Becca stood up with a smile upon her face, mission accomplished. At least this was something she could be proud of.
The woman was ash in seconds. Everything just seemed to transform, atom for atom, to dust.
Reaching out a hand, Becca touched the tip of the woman’s nose, greasy ash coming away with it. She rubbed the ash on the alley’s brick wall and gathered her belongings together, kissing the wad of money before tossing it back into her purse. “Not a bad night.” Glancing down at the blood still trickling down her arm, Becca scowled. She must be slipping, letting a newbie get the best of her, getting too arrogant for her own good. Sighing, Becca sent the body of ash a kiss goodbye and continued down the alley like she didn’t have another care in the world.

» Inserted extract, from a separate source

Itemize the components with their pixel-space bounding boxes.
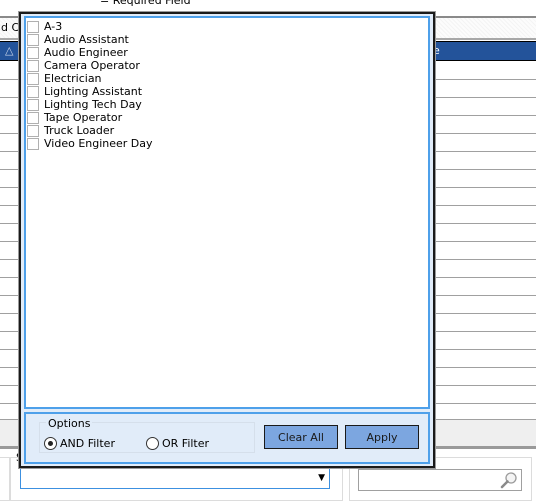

She didn’t pause as she left the alley and came out on a side street, a little jump in her step as she made her way to her apartment and its old claw-footed bathtub. She deserved extra bubbles tonight. And extra wine. Definitely extra wine.
If she’d given even the slightest pause, she would have noticed the ashen body shift behind her. She would have seen the right shoulder move and crumple in upon itself, the head rolling from its neck and shattering silently on the concrete ground, like glass, into thousands of papery shards. She would have noted the ashes scatter like leaves on a windy autumn day, tossed aside as if from a gutter, where they’d discreetly gathered. And she wouldn’t have been able to ignore the tiny hand that reached out from the ash belly, seeking its mother’s dead flesh, where there no longer was any.